Colaborar, cooperar, parcerias estratégicas, trabalho em rede…

Colaborar pode bem ser um dos caminhos para que startups e PME portuguesas possam ir sobrevivendo até que consigam investimento, mais clientes ou novos projetos.

É frequente ouvirmos frases como: “… este projeto só foi possível de concretizar porque foi feito em colaboração com…”, ou “… sem a nossa rede de parcerias nunca teria sido possível atingir os nossos objetivos…” ou, mais apelativo, “ … colaborar faz parte do ADN da nossa organização…”, entre outras.
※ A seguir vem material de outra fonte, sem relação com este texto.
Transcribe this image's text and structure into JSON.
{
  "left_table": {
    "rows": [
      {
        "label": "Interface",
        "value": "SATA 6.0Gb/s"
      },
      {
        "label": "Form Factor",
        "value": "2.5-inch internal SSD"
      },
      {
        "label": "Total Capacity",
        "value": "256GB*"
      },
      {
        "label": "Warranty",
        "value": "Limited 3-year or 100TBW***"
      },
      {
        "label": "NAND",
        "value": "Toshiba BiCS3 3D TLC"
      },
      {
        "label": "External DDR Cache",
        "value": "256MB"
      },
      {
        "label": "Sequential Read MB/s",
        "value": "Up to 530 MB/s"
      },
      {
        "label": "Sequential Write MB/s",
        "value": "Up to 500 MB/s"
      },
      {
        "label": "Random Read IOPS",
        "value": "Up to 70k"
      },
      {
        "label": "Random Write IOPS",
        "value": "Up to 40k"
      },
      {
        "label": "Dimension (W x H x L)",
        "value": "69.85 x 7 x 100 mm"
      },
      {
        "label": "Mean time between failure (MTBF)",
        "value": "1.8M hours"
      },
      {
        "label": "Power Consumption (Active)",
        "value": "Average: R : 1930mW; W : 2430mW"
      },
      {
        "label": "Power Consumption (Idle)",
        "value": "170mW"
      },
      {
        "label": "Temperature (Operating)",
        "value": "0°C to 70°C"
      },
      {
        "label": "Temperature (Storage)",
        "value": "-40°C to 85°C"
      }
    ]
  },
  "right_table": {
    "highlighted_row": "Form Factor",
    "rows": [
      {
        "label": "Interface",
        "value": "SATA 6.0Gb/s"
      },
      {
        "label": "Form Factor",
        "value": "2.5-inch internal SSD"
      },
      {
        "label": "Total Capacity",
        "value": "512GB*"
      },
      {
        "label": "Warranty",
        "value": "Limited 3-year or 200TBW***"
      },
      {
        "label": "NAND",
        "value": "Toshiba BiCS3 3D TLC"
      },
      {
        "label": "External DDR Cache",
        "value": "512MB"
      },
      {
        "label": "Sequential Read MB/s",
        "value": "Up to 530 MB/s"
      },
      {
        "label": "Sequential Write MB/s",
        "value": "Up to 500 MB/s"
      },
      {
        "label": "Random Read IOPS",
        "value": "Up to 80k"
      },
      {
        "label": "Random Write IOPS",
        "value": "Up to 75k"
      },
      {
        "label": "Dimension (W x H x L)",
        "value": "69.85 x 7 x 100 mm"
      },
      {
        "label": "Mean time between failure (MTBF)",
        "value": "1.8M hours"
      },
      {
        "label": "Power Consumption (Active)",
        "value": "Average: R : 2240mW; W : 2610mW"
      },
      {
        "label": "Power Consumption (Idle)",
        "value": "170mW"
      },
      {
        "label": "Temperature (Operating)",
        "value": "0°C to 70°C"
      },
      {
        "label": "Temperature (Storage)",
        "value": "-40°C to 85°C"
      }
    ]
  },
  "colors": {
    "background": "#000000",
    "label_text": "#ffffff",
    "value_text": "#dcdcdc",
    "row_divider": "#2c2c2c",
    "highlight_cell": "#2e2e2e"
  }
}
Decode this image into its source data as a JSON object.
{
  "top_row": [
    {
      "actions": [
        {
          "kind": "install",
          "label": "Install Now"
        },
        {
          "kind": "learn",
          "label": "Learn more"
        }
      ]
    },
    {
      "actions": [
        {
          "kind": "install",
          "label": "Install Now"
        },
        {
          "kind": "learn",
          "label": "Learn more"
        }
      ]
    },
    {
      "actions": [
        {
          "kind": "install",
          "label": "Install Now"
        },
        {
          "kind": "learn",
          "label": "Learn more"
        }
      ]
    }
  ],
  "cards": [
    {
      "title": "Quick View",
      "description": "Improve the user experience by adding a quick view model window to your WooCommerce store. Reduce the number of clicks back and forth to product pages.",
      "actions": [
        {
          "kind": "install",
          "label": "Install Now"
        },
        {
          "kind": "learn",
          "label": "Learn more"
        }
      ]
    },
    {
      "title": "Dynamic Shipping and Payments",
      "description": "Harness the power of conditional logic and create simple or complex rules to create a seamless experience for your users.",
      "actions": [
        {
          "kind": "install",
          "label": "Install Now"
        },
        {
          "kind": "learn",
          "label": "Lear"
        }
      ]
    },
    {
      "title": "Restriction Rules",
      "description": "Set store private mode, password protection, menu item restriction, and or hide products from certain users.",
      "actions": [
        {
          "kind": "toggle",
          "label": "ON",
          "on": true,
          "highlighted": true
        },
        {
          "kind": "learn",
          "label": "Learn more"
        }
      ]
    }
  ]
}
A colaboração contém inúmeras vantagens: (i) é uma forma de trabalho adequada, sobretudo, para quem queira aumentar a probabilidade de sucesso das suas iniciativas; (ii) é uma forma de trabalho acessível a todos, quer estejamos a falar de entidades públicas ou privadas, empresas, associações ou mesmo pessoas individuais; (iii) é uma boa forma de trabalho porque promove a partilha de risco, tão do agrado de investidores; (iv) é uma boa forma de trabalho porque dada a impossibilidade da excelência das intervenções dos indivíduos em todos os aspetos e dimensões é sempre positivo poder juntar-nos aqueles que são melhores.

É uma enorme mais-valia trabalhar com aqueles que nos complementam, porque cooperar obriga a trabalhar fora da esfera da própria entidade/pessoa, numa lógica de inovação aberta, e também porque, assumindo que todas as entidades comunicam de alguma forma, ao colaboramos, estamos a chegar garantidamente a novos públicos e audiências.

Apesar de todas as vantagens da colaboração, aquilo que a torna como mecanismo universal e disponível para todos é que, no limite, apenas obriga ao investimento do tempo de cada um. Ainda que tempo seja dinheiro, será mais acessível investir horas de trabalho do que euros, dólares ou ienes.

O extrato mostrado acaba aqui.